Ravaux-Kirkpatrick said that when she and her husband started the festival, it was very small, but has gotten bigger every year. The festival was initially on campus, but as it grew larger, more and more screenings became necessary.

“Pretty soon, we had to have two or three screenings of the same film and so on,” she said. “And then little by little we came to the Byrd like our fifth year, I think we came to the Byrd, and since then this event has been in the Byrd and it’s grown and grown and grown.”

At last year’s festival, Myriam Guedjahi worked as an intern for college credit, and decided to come back this year because of how much she enjoyed the experience.

“I’m back because last year was for me one of my best experiences as a student, because I learned a lot of things and we want to work in event management, you know like, to organize events,” she said. “I really want to work in this field, so for me that was the best experience ever.”

Guedjahi said that in France, the city of Richmond and the French Film Festival has become well-known, and renowned.

“In France, people know Richmond, thanks to the French Film Festival,” she said. “Because we have a lot of French people who know that, thanks to the students, every year French students are more and more likely to work for the festival.”

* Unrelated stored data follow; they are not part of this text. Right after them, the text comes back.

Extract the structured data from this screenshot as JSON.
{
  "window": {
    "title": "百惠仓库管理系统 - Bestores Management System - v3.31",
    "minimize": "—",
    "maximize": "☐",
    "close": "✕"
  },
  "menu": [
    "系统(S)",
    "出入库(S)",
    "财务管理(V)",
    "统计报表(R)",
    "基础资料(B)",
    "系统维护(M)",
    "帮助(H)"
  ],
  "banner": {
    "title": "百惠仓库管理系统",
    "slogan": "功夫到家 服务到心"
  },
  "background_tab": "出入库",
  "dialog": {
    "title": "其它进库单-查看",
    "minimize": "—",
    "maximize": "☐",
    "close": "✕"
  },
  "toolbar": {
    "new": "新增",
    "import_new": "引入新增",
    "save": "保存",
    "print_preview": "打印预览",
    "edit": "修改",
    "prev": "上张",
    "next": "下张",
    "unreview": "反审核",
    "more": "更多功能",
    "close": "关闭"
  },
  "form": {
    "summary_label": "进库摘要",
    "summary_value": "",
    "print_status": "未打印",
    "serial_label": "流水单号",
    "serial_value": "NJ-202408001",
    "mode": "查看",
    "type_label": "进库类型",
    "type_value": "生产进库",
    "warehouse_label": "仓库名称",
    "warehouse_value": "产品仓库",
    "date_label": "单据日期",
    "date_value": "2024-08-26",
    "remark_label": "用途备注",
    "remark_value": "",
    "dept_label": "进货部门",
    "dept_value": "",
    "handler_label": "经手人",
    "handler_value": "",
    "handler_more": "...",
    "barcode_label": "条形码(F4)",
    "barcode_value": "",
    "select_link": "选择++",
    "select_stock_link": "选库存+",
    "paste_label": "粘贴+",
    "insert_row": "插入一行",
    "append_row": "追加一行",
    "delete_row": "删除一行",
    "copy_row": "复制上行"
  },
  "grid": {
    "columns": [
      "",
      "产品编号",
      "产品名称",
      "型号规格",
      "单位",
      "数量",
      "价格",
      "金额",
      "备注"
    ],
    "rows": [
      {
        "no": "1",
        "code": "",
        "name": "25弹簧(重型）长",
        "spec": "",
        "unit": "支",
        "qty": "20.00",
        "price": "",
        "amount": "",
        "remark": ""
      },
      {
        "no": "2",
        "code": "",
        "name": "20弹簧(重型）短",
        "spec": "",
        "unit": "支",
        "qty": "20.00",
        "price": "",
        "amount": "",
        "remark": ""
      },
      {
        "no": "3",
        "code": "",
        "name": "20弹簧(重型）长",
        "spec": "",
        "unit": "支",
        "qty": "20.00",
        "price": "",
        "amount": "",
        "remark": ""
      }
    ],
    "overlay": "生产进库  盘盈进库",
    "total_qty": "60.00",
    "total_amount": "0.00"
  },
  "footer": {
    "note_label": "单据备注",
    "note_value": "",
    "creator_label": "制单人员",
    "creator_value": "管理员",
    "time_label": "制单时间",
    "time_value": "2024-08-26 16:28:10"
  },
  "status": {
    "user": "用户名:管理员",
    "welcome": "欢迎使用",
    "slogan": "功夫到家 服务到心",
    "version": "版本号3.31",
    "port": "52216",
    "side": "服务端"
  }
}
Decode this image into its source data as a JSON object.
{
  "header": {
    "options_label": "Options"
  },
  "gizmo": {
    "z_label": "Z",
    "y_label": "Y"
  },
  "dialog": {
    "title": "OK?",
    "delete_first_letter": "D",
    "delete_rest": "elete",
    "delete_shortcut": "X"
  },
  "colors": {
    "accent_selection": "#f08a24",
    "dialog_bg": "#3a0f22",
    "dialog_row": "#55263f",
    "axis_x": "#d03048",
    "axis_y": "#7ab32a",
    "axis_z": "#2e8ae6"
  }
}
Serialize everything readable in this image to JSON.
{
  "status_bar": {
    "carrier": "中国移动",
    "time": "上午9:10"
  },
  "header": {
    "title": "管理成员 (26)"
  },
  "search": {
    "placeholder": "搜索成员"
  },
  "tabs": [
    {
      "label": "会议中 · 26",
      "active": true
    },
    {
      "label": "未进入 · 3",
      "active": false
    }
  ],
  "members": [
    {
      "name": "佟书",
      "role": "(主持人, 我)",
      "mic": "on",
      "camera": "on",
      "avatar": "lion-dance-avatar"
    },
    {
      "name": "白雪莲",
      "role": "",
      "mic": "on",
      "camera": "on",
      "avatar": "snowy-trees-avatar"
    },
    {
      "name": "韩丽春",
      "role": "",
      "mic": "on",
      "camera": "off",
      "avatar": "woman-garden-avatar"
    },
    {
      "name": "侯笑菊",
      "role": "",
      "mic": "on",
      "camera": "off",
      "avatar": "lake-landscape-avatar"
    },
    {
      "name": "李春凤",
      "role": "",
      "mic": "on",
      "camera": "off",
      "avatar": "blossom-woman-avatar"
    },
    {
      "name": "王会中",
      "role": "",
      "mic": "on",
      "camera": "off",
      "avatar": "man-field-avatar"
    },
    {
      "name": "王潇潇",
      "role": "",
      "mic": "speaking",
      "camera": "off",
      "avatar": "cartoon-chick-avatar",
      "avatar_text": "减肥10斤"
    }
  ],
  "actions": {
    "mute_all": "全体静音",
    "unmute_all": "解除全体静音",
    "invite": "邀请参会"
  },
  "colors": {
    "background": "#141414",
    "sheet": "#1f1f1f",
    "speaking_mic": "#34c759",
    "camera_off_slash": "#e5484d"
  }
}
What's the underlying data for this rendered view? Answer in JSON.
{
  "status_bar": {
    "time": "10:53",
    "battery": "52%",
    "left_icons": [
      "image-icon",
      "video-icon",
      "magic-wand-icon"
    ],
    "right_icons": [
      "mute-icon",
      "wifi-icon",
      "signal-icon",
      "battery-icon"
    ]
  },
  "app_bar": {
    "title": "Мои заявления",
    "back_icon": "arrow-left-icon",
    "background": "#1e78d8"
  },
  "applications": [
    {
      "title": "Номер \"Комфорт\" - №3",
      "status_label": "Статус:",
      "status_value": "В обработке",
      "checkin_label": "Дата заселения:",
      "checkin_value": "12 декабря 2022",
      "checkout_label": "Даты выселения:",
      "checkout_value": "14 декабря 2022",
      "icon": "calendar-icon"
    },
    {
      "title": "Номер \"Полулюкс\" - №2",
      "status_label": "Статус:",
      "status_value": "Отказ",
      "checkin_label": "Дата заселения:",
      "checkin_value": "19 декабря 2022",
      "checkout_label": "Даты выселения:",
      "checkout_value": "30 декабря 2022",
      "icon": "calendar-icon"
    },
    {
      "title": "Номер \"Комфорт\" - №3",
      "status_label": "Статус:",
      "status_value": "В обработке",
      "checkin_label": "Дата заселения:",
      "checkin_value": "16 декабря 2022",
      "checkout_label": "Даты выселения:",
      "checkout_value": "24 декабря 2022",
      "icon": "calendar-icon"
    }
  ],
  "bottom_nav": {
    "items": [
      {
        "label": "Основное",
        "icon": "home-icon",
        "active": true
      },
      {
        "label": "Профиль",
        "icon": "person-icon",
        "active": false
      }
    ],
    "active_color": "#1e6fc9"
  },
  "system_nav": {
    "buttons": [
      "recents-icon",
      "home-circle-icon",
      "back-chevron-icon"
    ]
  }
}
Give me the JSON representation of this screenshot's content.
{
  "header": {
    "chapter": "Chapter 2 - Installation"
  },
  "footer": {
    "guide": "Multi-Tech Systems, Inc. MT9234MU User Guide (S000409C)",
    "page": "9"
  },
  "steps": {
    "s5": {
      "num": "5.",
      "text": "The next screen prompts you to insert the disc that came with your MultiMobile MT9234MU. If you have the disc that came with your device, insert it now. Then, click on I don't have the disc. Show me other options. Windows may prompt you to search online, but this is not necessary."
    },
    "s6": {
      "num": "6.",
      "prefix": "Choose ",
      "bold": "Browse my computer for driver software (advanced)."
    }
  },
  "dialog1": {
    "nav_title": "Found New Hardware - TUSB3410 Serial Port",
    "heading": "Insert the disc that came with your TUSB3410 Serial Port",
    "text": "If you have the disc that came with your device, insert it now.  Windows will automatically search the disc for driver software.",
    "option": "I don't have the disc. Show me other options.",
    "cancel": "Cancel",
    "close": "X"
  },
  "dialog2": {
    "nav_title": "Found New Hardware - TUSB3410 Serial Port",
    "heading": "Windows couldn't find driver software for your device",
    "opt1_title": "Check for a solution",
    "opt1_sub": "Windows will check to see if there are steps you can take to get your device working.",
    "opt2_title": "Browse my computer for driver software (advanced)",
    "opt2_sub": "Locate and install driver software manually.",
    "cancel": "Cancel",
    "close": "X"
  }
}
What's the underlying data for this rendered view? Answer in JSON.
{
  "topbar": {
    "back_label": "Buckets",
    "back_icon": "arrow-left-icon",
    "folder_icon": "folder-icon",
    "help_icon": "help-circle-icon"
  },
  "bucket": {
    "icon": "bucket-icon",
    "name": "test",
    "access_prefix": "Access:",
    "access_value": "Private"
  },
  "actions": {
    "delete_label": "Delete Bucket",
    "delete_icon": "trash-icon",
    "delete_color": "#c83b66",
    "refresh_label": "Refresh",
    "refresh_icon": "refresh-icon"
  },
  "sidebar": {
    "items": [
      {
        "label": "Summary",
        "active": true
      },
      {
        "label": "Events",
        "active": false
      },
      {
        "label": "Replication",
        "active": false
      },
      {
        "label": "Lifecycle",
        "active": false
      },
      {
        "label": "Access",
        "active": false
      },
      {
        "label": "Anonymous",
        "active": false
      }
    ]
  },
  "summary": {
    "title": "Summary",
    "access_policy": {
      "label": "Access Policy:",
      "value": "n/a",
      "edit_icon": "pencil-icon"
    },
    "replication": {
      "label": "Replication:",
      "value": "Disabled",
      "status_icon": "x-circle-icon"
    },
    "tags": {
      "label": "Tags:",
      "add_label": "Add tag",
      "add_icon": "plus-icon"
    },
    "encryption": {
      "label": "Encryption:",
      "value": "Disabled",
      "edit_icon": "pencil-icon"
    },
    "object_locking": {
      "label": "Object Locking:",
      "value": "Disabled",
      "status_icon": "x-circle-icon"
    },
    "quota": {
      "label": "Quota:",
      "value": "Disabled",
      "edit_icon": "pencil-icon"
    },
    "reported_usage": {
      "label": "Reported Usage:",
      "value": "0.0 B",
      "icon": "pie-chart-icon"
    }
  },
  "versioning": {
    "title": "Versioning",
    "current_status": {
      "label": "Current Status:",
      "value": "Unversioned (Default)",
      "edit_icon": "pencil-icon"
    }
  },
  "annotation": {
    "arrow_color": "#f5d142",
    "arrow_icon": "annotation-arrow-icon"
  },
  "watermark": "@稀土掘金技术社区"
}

Yesterday the festival opened with the documentary “Food Beware, Our Children Will Accuse Us.” In “Food Beware,” director Jean-Paul Jaud deftly illustrates not only the catastrophic results of using pesticides and chemically treating food, but how a small village in France has started eating only organic and local foods.

Nancy Nock, a U of R employee at the Jefferson School for Leadership Studies, has gone to the festival every year since it started. She said she was very impressed with Jaud’s documentary,

and how he presented the issue.

“I think where the director was able to capture this experiment and in this very small village form its inception all the way through to the end of a year or so, and to see how people’s attitudes were changing towards favoring the organic and sustainable way of agriculture and eating, it was amazing,” she said.

Today the festival will showcase more documentaries, including another screening of “Food Beware” at 9:15. Jaud will also present “Severn,” which is about an activist’s campaign to promote biodiversity at 3:30. On Saturday and Sunday, short films and features will be presented, along with “Oceans,” the 2011 Cesar winner for Best Documentary. “Oceans” will be presented on Saturday at 3:00.

According to Nock, documentaries are not common at the French Film Festival, but are a welcome addition.

“Usually, there are more dramatic kinds of films, comedies and dramas, and so forth. Not too many documentaries,” she said. “So I think it’s a really interesting and important departure.”

To Nock and many participants at the French Film Festival, this and other multicultural efforts are becoming more and more important.

“The world is getting smaller, and the more we get to know each other, and know about each other and our cultural perspectives, I think people will find it interesting and learn about each other,” she said.